CF Industries producirá 1,3 millones de toneladas de urea, de las cuales 350.000 servirán para el consumo peruano, incentivado por la pujante agroindustria exportadora y también la agricultura tradicional. La diferencia será exportada principalmente a los mercados de la región, en especial a Chile, Ecuador, Colombia y Centroamérica. Todos ellos grandes consumidores de urea importada desde Ucrania, Rusia y China. “En conjunto, la región consume cuatro millones de toneladas de urea por año. Nosotros pensamos participar con 20% o 25%”, señala Benavides.

Coincidentemente, otro ex ministro peruano está vinculado a otro proyecto petroquímico peruano. Se trata de Jaime Quijandría Salmón, ex titular de Energía y Minas y de Economía y Finanzas, quien asesora al consorcio peruano-chileno Nitratos del Perú, cuya planta de amoníaco comenzaría a operar a inicios de 2012 con una inversión de US$ 650 millones.

Controlado por el grupo peruano Brescia y el chileno Sigdo Koppers, Nitratos del Perú producirá 750.000 toneladas anuales de amoníaco, además de 350.000 toneladas anuales de nitrato de amonio de grado industrial.

Así, siendo Perú un país minero, la producción de Nitratos del Perú será determinante para garantizar el abastecimiento de explosivos para la explotación de minerales. Al igual que el caso de la urea, el Perú podrá reemplazar importaciones de explosivos que actualmente provienen de Francia y Chile. “El país seguirá demandando insumos para la minería y por lo tanto el mercado está asegurado”, dice Quijandría. “El Perú no puede seguir dependiendo de la importación de nitrato de amonio”.

Al cabo de dos años, Nitratos del Perú se propone producir 750.000 toneladas de nitrato de amonio anuales para luego ampliar la capacidad de la planta y eventualmente exportar. Quijandría añade que con las nuevas inversiones mineras, que en conjunto ascienden a US$ 24.693 millones hasta 2016, el mercado crecerá en forma importante, de manera que la compañía tendrá que ampliar su capacidad futura para abastecer tanto el mercado interno como el externo.
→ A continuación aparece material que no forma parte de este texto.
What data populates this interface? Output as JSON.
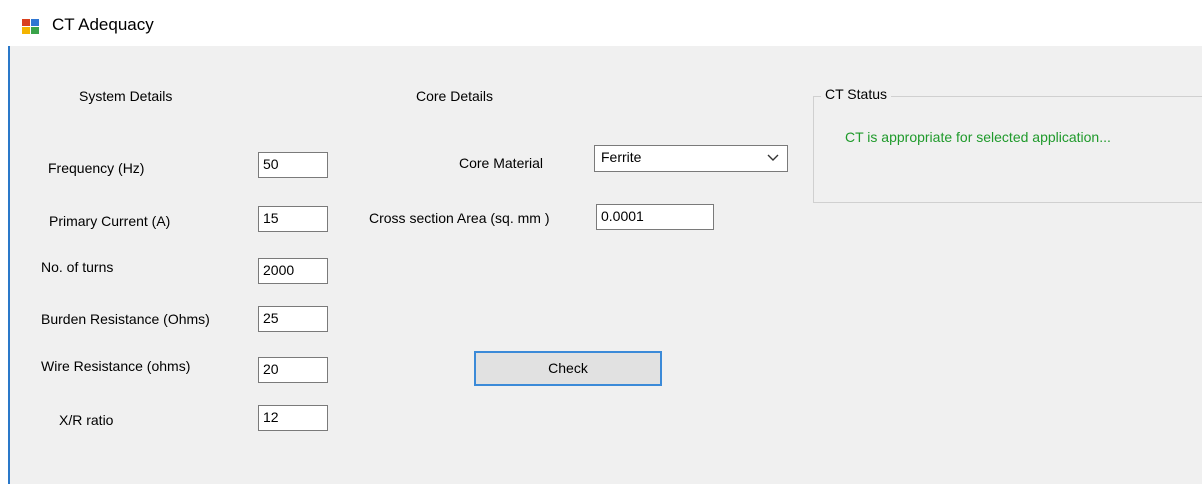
{
  "window": {
    "title": "CT Adequacy",
    "icon": "app-icon"
  },
  "system": {
    "heading": "System Details",
    "fields": [
      {
        "label": "Frequency (Hz)",
        "value": "50"
      },
      {
        "label": "Primary Current (A)",
        "value": "15"
      },
      {
        "label": "No. of turns",
        "value": "2000"
      },
      {
        "label": "Burden Resistance (Ohms)",
        "value": "25"
      },
      {
        "label": "Wire Resistance (ohms)",
        "value": "20"
      },
      {
        "label": "X/R ratio",
        "value": "12"
      }
    ]
  },
  "core": {
    "heading": "Core Details",
    "material_label": "Core Material",
    "material_value": "Ferrite",
    "area_label": "Cross section Area (sq. mm )",
    "area_value": "0.0001"
  },
  "actions": {
    "check_label": "Check"
  },
  "status": {
    "group_title": "CT Status",
    "message": "CT is appropriate for selected application...",
    "message_color": "#1f9a2b"
  }
}
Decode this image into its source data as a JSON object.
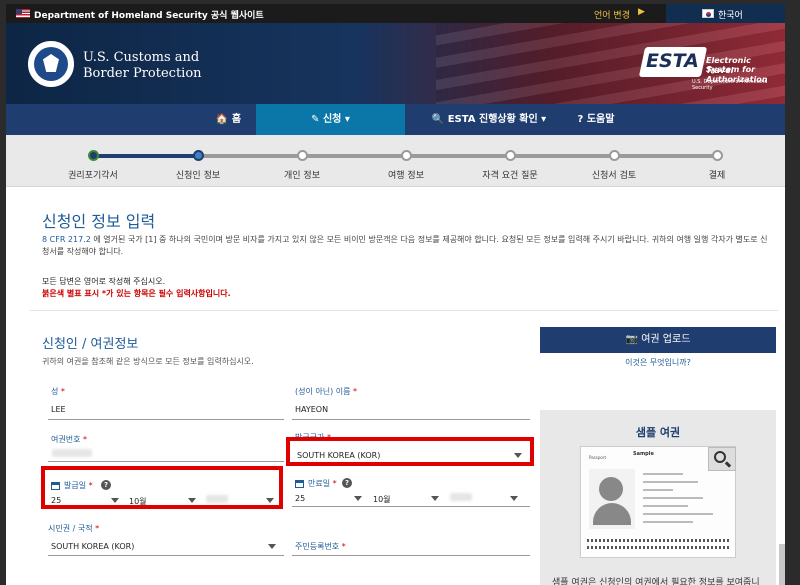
{
  "topbar": {
    "gov_text": "Department of Homeland Security 공식 웹사이트",
    "lang_change": "언어 변경",
    "lang_arrow": "▶",
    "current_lang": "한국어"
  },
  "header": {
    "agency_line1": "U.S. Customs and",
    "agency_line2": "Border Protection",
    "esta_logo": "ESTA",
    "esta_sub1": "Electronic System for",
    "esta_sub2": "Travel Authorization",
    "esta_sub3": "U.S. Department of Homeland Security"
  },
  "nav": {
    "home": "🏠 홈",
    "apply": "✎ 신청 ▾",
    "status": "🔍 ESTA 진행상황 확인 ▾",
    "help": "? 도움말"
  },
  "progress": {
    "steps": [
      "권리포기각서",
      "신청인 정보",
      "개인 정보",
      "여행 정보",
      "자격 요건 질문",
      "신청서 검토",
      "결제"
    ],
    "current_index": 1
  },
  "page": {
    "title": "신청인 정보 입력",
    "intro_cfr": "8 CFR 217.2",
    "intro_text": " 에 열거된 국가 [1] 중 하나의 국민이며 방문 비자를 가지고 있지 않은 모든 비이민 방문객은 다음 정보를 제공해야 합니다. 요청된 모든 정보를 입력해 주시기 바랍니다. 귀하의 여행 일행 각자가 별도로 신청서를 작성해야 합니다.",
    "note_english": "모든 답변은 영어로 작성해 주십시오.",
    "note_required": "붉은색 별표 표시 *가 있는 항목은 필수 입력사항입니다."
  },
  "section": {
    "title": "신청인 / 여권정보",
    "desc": "귀하의 여권을 참조해 같은 방식으로 모든 정보를 입력하십시오."
  },
  "form": {
    "surname_label": "성",
    "surname_value": "LEE",
    "given_label": "(성이 아닌) 이름",
    "given_value": "HAYEON",
    "passport_no_label": "여권번호",
    "issuing_country_label": "발급국가",
    "issuing_country_value": "SOUTH KOREA (KOR)",
    "issue_date_label": "발급일",
    "issue_day": "25",
    "issue_month": "10월",
    "expiry_date_label": "만료일",
    "expiry_day": "25",
    "expiry_month": "10월",
    "citizenship_label": "시민권 / 국적",
    "citizenship_value": "SOUTH KOREA (KOR)",
    "national_id_label": "주민등록번호",
    "required_mark": "*"
  },
  "sidebar": {
    "upload_button": "📷 여권 업로드",
    "what_is_this": "이것은 무엇입니까?",
    "sample_title": "샘플 여권",
    "sample_caption": "샘플 여권은 신청인의 여권에서 필요한 정보를 보여줍니",
    "pp_label": "Sample",
    "pp_type": "Passport"
  },
  "colors": {
    "accent": "#1f5b99",
    "nav": "#1f3d6e",
    "nav_active": "#0b77a8",
    "highlight": "#e00000",
    "required": "#cc0000"
  }
}
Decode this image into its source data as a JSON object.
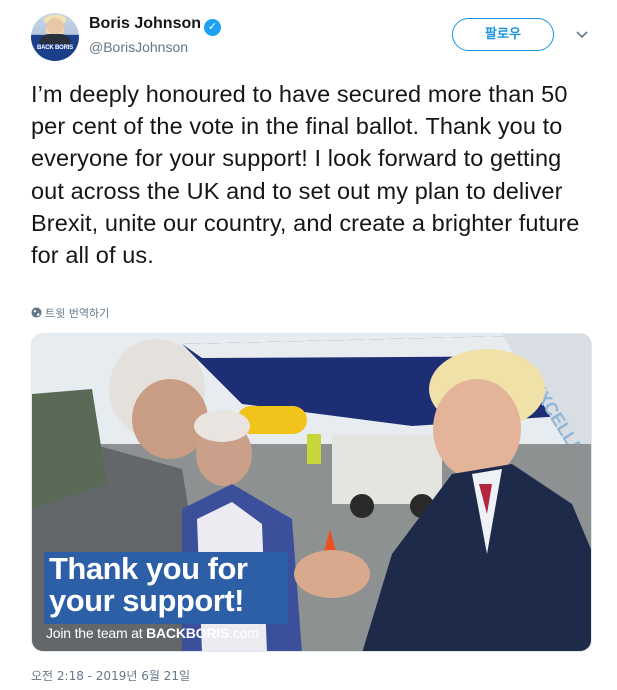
{
  "author": {
    "display_name": "Boris Johnson",
    "handle": "@BorisJohnson",
    "avatar_text": "BACK BORIS",
    "verified_icon": "verified-badge-icon"
  },
  "actions": {
    "follow_label": "팔로우",
    "menu_icon": "chevron-down-icon"
  },
  "tweet": {
    "text": "I’m deeply honoured to have secured more than 50 per cent of the vote in the final ballot. Thank you to everyone for your support! I look forward to getting out across the UK and to set out my plan to deliver Brexit, unite our country, and create a brighter future for all of us.",
    "translate_label": "트윗 번역하기",
    "translate_icon": "globe-icon",
    "timestamp": "오전 2:18 - 2019년 6월 21일"
  },
  "media": {
    "banner_line1": "Thank you for",
    "banner_line2": "your support!",
    "join_prefix": "Join the team at ",
    "join_site_bold": "BACKBORIS",
    "join_site_suffix": ".com",
    "plane_text": "EXCELLE"
  },
  "colors": {
    "link_blue": "#1b95e0",
    "verified_blue": "#1da1f2",
    "banner_blue": "#2d5fa7",
    "text_primary": "#14171a",
    "text_secondary": "#657786"
  }
}
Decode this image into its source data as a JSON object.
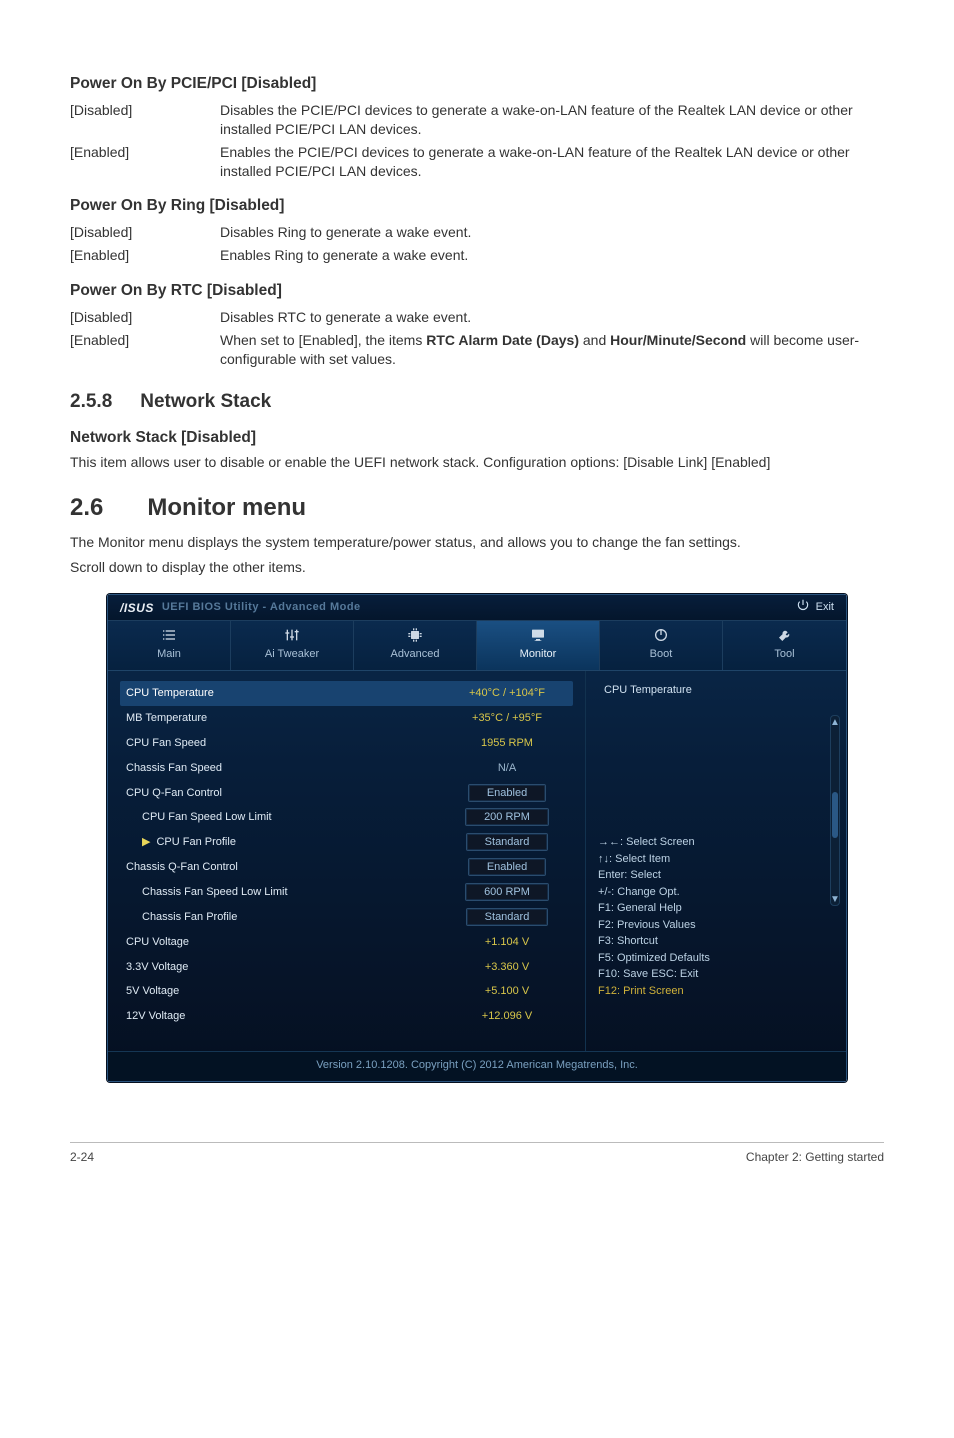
{
  "sections": {
    "s1": {
      "title": "Power On By PCIE/PCI [Disabled]",
      "rows": [
        {
          "k": "[Disabled]",
          "v": "Disables the PCIE/PCI devices to generate a wake-on-LAN feature of the Realtek LAN device or other installed PCIE/PCI LAN devices."
        },
        {
          "k": "[Enabled]",
          "v": "Enables the PCIE/PCI devices to generate a wake-on-LAN feature of the Realtek LAN device or other installed PCIE/PCI LAN devices."
        }
      ]
    },
    "s2": {
      "title": "Power On By Ring [Disabled]",
      "rows": [
        {
          "k": "[Disabled]",
          "v": "Disables Ring to generate a wake event."
        },
        {
          "k": "[Enabled]",
          "v": "Enables Ring to generate a wake event."
        }
      ]
    },
    "s3": {
      "title": "Power On By RTC [Disabled]",
      "rows": [
        {
          "k": "[Disabled]",
          "v": "Disables RTC to generate a wake event."
        }
      ],
      "enabled_prefix": "[Enabled]",
      "enabled_pre": "When set to [Enabled], the items ",
      "enabled_bold1": "RTC Alarm Date (Days)",
      "enabled_mid": " and ",
      "enabled_bold2": "Hour/Minute/Second",
      "enabled_post": " will become user-configurable with set values."
    },
    "h3": {
      "num": "2.5.8",
      "txt": "Network Stack"
    },
    "s4": {
      "title": "Network Stack [Disabled]",
      "desc": "This item allows user to disable or enable the UEFI network stack. Configuration options: [Disable Link] [Enabled]"
    },
    "h2": {
      "num": "2.6",
      "txt": "Monitor menu"
    },
    "mon_desc1": "The Monitor menu displays the system temperature/power status, and allows you to change the fan settings.",
    "mon_desc2": "Scroll down to display the other items."
  },
  "bios": {
    "brand": "/ISUS",
    "titlebar": "UEFI BIOS Utility - Advanced Mode",
    "exit": "Exit",
    "tabs": [
      "Main",
      "Ai Tweaker",
      "Advanced",
      "Monitor",
      "Boot",
      "Tool"
    ],
    "active_tab": 3,
    "rows": [
      {
        "label": "CPU Temperature",
        "value": "+40°C / +104°F",
        "type": "yellow",
        "hi": true
      },
      {
        "label": "MB Temperature",
        "value": "+35°C / +95°F",
        "type": "yellow"
      },
      {
        "label": "CPU Fan Speed",
        "value": "1955 RPM",
        "type": "yellow"
      },
      {
        "label": "Chassis Fan Speed",
        "value": "N/A",
        "type": "na"
      },
      {
        "label": "CPU Q-Fan Control",
        "value": "Enabled",
        "type": "box"
      },
      {
        "label": "CPU Fan Speed Low Limit",
        "value": "200 RPM",
        "type": "box",
        "sub": true
      },
      {
        "label": "CPU Fan Profile",
        "value": "Standard",
        "type": "box",
        "sub": true,
        "arrow": true
      },
      {
        "label": "Chassis Q-Fan Control",
        "value": "Enabled",
        "type": "box"
      },
      {
        "label": "Chassis Fan Speed Low Limit",
        "value": "600 RPM",
        "type": "box",
        "sub": true
      },
      {
        "label": "Chassis Fan Profile",
        "value": "Standard",
        "type": "box",
        "sub": true
      },
      {
        "label": "CPU Voltage",
        "value": "+1.104 V",
        "type": "yellow"
      },
      {
        "label": "3.3V Voltage",
        "value": "+3.360 V",
        "type": "yellow"
      },
      {
        "label": "5V Voltage",
        "value": "+5.100 V",
        "type": "yellow"
      },
      {
        "label": "12V Voltage",
        "value": "+12.096 V",
        "type": "yellow"
      }
    ],
    "hint_right": "CPU Temperature",
    "quick": {
      "q1": "→←: Select Screen",
      "q2": "↑↓: Select Item",
      "q3": "Enter: Select",
      "q4": "+/-: Change Opt.",
      "q5": "F1: General Help",
      "q6": "F2: Previous Values",
      "q7": "F3: Shortcut",
      "q8": "F5: Optimized Defaults",
      "q9": "F10: Save  ESC: Exit",
      "q10": "F12: Print Screen"
    },
    "footer": "Version 2.10.1208. Copyright (C) 2012 American Megatrends, Inc."
  },
  "page_footer": {
    "left": "2-24",
    "right": "Chapter 2: Getting started"
  }
}
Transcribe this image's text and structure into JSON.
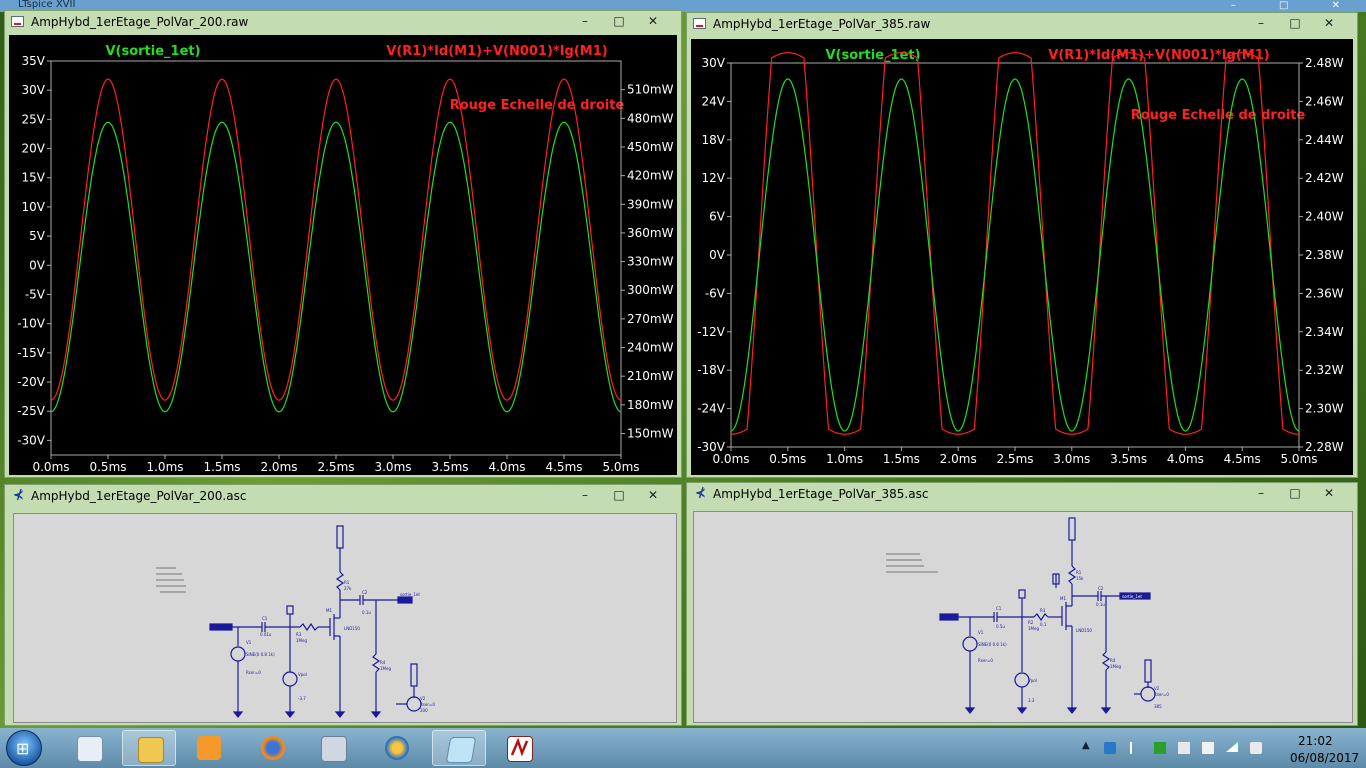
{
  "background_window_title": "LTspice XVII",
  "windows": {
    "plot1": {
      "title": "AmpHybd_1erEtage_PolVar_200.raw",
      "trace_green_label": "V(sortie_1et)",
      "trace_red_label": "V(R1)*Id(M1)+V(N001)*Ig(M1)",
      "note": "Rouge Echelle de droite",
      "left_ticks": [
        "35V",
        "30V",
        "25V",
        "20V",
        "15V",
        "10V",
        "5V",
        "0V",
        "-5V",
        "-10V",
        "-15V",
        "-20V",
        "-25V",
        "-30V"
      ],
      "right_ticks": [
        "510mW",
        "480mW",
        "450mW",
        "420mW",
        "390mW",
        "360mW",
        "330mW",
        "300mW",
        "270mW",
        "240mW",
        "210mW",
        "180mW",
        "150mW"
      ],
      "x_ticks": [
        "0.0ms",
        "0.5ms",
        "1.0ms",
        "1.5ms",
        "2.0ms",
        "2.5ms",
        "3.0ms",
        "3.5ms",
        "4.0ms",
        "4.5ms",
        "5.0ms"
      ]
    },
    "plot2": {
      "title": "AmpHybd_1erEtage_PolVar_385.raw",
      "trace_green_label": "V(sortie_1et)",
      "trace_red_label": "V(R1)*Id(M1)+V(N001)*Ig(M1)",
      "note": "Rouge Echelle de droite",
      "left_ticks": [
        "30V",
        "24V",
        "18V",
        "12V",
        "6V",
        "0V",
        "-6V",
        "-12V",
        "-18V",
        "-24V",
        "-30V"
      ],
      "right_ticks": [
        "2.48W",
        "2.46W",
        "2.44W",
        "2.42W",
        "2.40W",
        "2.38W",
        "2.36W",
        "2.34W",
        "2.32W",
        "2.30W",
        "2.28W"
      ],
      "x_ticks": [
        "0.0ms",
        "0.5ms",
        "1.0ms",
        "1.5ms",
        "2.0ms",
        "2.5ms",
        "3.0ms",
        "3.5ms",
        "4.0ms",
        "4.5ms",
        "5.0ms"
      ]
    },
    "schem1": {
      "title": "AmpHybd_1erEtage_PolVar_200.asc"
    },
    "schem2": {
      "title": "AmpHybd_1erEtage_PolVar_385.asc"
    }
  },
  "window_buttons": {
    "minimize": "–",
    "maximize": "□",
    "close": "✕"
  },
  "taskbar": {
    "items": [
      "start",
      "notepad",
      "explorer",
      "media-player",
      "firefox",
      "calculator",
      "compass",
      "notes",
      "ltspice"
    ],
    "active": [
      "explorer",
      "notes"
    ]
  },
  "clock": {
    "time": "21:02",
    "date": "06/08/2017"
  },
  "colors": {
    "green_trace": "#22dd22",
    "red_trace": "#ff2020",
    "plot_bg": "#000000",
    "axis_text": "#ffffff",
    "wire": "#1a1a9a"
  }
}
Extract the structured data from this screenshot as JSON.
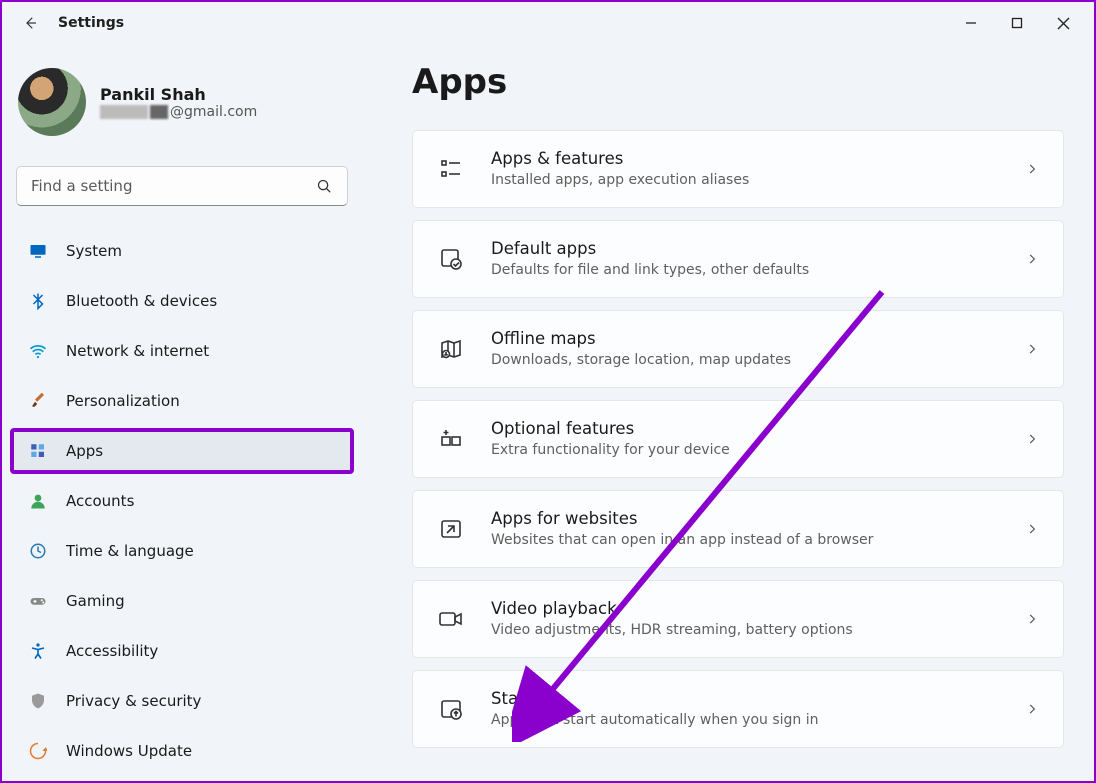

Mirando al futuro. Mientras la industria petroquímica peruana aún no da sus primeros pasos en materia productiva, otros países latinoamericanos ya han tomado la delantera y nos llevan, literalmente, miles de kilómetros de ductos de ventaja. Así, las 14 primeras compañías petroquímicas de la región facturaron en 2008 más de US$ 50.000 millones. Y si bien la mexicana Pémex Gas y Petroquímica Básica y la venezolana Pequiven ocupan el primer y segundo lugar, respectivamente, en cuanto a tamaño en la región; la supremacía es indiscutiblemente brasileña, con nueve empresas participantes en el privilegiado grupo de 14. México contribuye con cuatro y Venezuela con una compañía.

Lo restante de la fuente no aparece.